À l’origine de cette crispation : une loi adoptée il y a un mois par le gouvernement congolais interdisant l’exploitation minière artisanale. Une décision qui a provoqué une vague de protestations de la part des creuseurs, déterminés à obtenir son retrait. Dans une région où la mine structure l’économie locale, la rue est devenue un prolongement du débat politique.
Or, l’axe N1 menant au poste-frontière de Kasumbalesa, principal corridor vers la Zambie, supporte un trafic stratégique pour la chaîne logistique régionale.
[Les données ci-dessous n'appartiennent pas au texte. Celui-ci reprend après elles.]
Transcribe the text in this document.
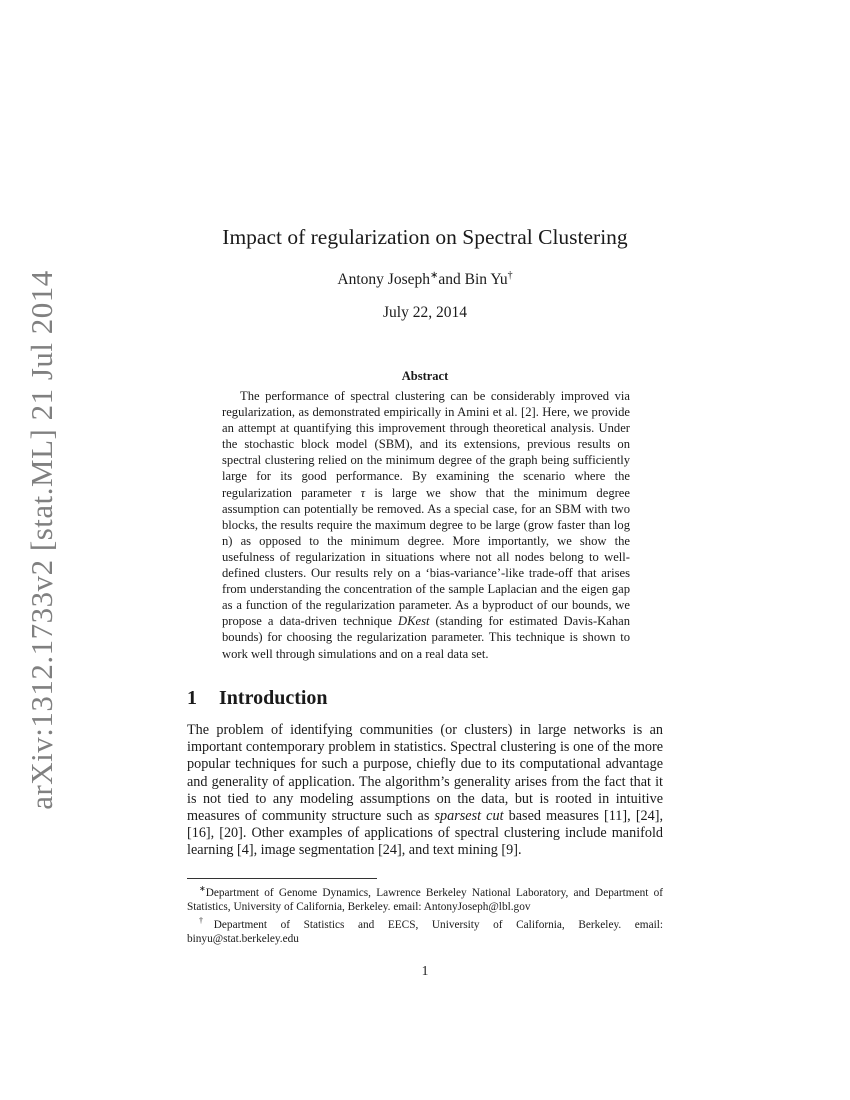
arXiv:1312.1733v2 [stat.ML] 21 Jul 2014
Impact of regularization on Spectral Clustering
Antony Joseph∗and Bin Yu†
July 22, 2014
Abstract
The performance of spectral clustering can be considerably improved via regularization, as demonstrated empirically in Amini et al. [2]. Here, we provide an attempt at quantifying this improvement through theoretical analysis. Under the stochastic block model (SBM), and its extensions, previous results on spectral clustering relied on the minimum degree of the graph being sufficiently large for its good performance. By examining the scenario where the regularization parameter τ is large we show that the minimum degree assumption can potentially be removed. As a special case, for an SBM with two blocks, the results require the maximum degree to be large (grow faster than log n) as opposed to the minimum degree. More importantly, we show the usefulness of regularization in situations where not all nodes belong to well-defined clusters. Our results rely on a ‘bias-variance’-like trade-off that arises from understanding the concentration of the sample Laplacian and the eigen gap as a function of the regularization parameter. As a byproduct of our bounds, we propose a data-driven technique DKest (standing for estimated Davis-Kahan bounds) for choosing the regularization parameter. This technique is shown to work well through simulations and on a real data set.
1 Introduction
The problem of identifying communities (or clusters) in large networks is an important contemporary problem in statistics. Spectral clustering is one of the more popular techniques for such a purpose, chiefly due to its computational advantage and generality of application. The algorithm’s generality arises from the fact that it is not tied to any modeling assumptions on the data, but is rooted in intuitive measures of community structure such as sparsest cut based measures [11], [24], [16], [20]. Other examples of applications of spectral clustering include manifold learning [4], image segmentation [24], and text mining [9].
∗Department of Genome Dynamics, Lawrence Berkeley National Laboratory, and Department of Statistics, University of California, Berkeley. email: AntonyJoseph@lbl.gov
†Department of Statistics and EECS, University of California, Berkeley. email: binyu@stat.berkeley.edu
1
Environ 70 % du cobalt mondial destiné aux technologies intelligentes y transite. Résultat : les transporteurs, notamment ceux du Copperbelt, se retrouvent en première ligne des violences. Transist fait état du décès d’un chauffeur zambien et de cinq mineurs congolais depuis l’entrée en vigueur de l’interdiction.
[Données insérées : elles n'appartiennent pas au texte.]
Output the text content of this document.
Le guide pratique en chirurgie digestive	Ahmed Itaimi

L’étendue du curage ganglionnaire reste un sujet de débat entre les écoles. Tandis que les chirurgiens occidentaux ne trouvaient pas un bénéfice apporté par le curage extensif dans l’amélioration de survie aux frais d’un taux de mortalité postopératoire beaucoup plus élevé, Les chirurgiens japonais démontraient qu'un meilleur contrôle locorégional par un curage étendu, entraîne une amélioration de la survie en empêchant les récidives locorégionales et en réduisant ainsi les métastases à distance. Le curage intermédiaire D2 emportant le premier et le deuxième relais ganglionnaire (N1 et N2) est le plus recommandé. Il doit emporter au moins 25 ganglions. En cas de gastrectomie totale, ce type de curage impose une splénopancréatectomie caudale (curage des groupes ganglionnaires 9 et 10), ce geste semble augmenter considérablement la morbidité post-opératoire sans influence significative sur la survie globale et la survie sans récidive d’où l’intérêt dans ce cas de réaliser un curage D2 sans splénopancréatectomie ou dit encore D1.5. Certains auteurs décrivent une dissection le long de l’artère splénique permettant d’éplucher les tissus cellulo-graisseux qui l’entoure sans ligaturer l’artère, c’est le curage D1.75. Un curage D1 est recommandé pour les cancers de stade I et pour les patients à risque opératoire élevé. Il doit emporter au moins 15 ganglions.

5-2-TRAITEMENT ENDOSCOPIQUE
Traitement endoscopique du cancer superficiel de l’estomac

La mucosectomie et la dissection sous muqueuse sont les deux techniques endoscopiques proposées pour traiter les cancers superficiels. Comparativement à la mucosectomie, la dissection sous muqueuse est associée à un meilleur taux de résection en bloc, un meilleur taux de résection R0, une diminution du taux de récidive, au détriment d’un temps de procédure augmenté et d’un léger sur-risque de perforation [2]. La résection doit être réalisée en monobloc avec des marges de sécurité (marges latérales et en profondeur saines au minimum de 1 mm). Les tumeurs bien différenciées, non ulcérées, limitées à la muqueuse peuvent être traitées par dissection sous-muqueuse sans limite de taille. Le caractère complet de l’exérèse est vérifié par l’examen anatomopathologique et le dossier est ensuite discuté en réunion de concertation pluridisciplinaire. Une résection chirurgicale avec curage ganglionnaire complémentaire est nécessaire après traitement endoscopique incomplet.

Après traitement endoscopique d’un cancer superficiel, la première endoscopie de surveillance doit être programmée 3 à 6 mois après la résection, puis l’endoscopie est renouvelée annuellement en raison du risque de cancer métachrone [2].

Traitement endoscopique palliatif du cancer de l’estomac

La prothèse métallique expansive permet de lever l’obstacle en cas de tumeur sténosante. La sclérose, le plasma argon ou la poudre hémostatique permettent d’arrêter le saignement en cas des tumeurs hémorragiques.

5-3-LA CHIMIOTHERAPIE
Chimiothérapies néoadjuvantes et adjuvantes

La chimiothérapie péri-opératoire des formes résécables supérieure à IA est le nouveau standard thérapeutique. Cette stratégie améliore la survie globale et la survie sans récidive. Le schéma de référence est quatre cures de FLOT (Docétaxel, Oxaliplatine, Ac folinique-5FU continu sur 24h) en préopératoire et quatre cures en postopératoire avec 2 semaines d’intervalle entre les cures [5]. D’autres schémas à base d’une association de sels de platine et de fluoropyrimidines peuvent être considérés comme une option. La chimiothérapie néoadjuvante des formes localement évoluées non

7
Si les autorités affirment vouloir régler la situation cette semaine, les manifestations se poursuivent, perturbant les opérations minières et visant entreprises, chauffeurs et travailleurs. Mike Fitzmaurice, directeur général de Transist, appelle les sociétés actives dans ces zones à la plus grande prudence. Les activités au poste de Kasumbalesa, déjà sujet à de sévères engorgements, pourraient également être affectées. Une nouvelle alerte pour une économie congolaise plus que jamais dépendante de la fluidité de ses corridors miniers.